If this, indeed, was a living Plesiosaurus it was a blind one, and, moreover, the scaly skin had a dried up, leathery appearance and the head fell down over the rocks after Martin Mudd ran away and just hung there limply.
“A fake! A dead one!” flashed over Dick, and he added to himself: “This is some of Doctor Dan’s work.”
And so it was. As Martin Mudd fled from the monster Doctor Dan came crawling out from behind the rocks, carrying a long stick in his hand.
“Hush, boy! Don’t say a word!” he whispered. “I’ll have you free in just one minute. Ha! Ha! Ha! How he did run!”
The Indian was shaking all over with suppressed laughter, as he cut the cords which held Dick a prisoner.
“Good for you, doctor!” cried Dick, springing up. “What have you been doing; killing old P. D.?”
“Not at all. That one is dead and it is only a fragment,” replied the Indian. He seized the dangling head and pulled and two or three yards of neck came whipping over the rocks and that was all there was to old P. D.
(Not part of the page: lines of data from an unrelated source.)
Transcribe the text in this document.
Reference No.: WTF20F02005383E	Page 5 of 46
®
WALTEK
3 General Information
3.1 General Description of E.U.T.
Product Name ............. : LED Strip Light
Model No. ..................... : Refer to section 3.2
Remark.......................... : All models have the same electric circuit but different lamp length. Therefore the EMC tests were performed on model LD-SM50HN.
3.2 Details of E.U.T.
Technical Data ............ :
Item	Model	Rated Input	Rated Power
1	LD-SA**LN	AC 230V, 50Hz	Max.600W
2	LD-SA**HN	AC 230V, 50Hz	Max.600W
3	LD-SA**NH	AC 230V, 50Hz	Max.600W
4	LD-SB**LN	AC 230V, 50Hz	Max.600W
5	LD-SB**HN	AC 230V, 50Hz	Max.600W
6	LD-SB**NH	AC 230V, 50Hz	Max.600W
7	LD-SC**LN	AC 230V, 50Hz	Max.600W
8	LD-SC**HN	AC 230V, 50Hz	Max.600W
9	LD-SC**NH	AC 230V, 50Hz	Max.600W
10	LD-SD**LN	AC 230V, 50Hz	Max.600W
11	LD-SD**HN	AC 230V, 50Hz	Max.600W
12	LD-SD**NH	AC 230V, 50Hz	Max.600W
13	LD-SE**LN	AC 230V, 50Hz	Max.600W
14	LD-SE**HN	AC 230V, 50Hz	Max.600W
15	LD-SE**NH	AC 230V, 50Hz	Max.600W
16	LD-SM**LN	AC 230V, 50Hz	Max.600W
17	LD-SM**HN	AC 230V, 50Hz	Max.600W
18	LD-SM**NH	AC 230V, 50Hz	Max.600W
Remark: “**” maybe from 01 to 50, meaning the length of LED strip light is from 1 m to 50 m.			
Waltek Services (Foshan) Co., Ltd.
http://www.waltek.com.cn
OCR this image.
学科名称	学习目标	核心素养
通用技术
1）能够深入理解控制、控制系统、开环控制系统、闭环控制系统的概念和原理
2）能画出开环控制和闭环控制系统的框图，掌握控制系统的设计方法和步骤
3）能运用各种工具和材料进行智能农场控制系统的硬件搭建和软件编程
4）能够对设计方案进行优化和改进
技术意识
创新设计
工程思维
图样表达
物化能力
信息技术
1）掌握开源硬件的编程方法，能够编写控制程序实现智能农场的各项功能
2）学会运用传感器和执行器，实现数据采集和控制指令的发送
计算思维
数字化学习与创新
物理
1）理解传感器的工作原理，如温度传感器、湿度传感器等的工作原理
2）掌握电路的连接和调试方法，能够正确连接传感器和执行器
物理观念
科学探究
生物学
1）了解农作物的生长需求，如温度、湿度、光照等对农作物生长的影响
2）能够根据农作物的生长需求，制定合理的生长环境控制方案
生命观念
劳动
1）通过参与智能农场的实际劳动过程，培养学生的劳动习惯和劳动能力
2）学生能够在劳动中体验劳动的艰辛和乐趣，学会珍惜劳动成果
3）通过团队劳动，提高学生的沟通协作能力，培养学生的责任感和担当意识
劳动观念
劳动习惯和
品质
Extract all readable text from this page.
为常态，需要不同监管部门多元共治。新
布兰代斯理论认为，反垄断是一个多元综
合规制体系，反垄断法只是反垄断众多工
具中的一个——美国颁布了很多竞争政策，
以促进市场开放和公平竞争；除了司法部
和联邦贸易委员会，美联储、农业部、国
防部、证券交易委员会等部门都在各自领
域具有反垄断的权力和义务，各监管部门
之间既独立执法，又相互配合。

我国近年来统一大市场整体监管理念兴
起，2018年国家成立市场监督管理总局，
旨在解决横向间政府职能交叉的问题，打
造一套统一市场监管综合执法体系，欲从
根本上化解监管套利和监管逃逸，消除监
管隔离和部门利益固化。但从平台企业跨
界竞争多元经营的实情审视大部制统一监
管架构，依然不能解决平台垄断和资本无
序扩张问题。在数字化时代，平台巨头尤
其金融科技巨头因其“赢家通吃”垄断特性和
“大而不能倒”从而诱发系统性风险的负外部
It was all dried up and looked decidedly aged.
“I ran this stick in under the jaw and just shook the head at him,” chuckled Doctor Dan. “Didn’t it scare him, though? Ha! Ha! Ha! Where is Charley, Dick? What in the world have you been about to let those fellows capture you? Oh, don’t be afraid of them. They are all dead drunk and asleep in the hut there but that man and he is such a coward that—ha—here he comes now.”
Mudd stepped out of the hut at that moment.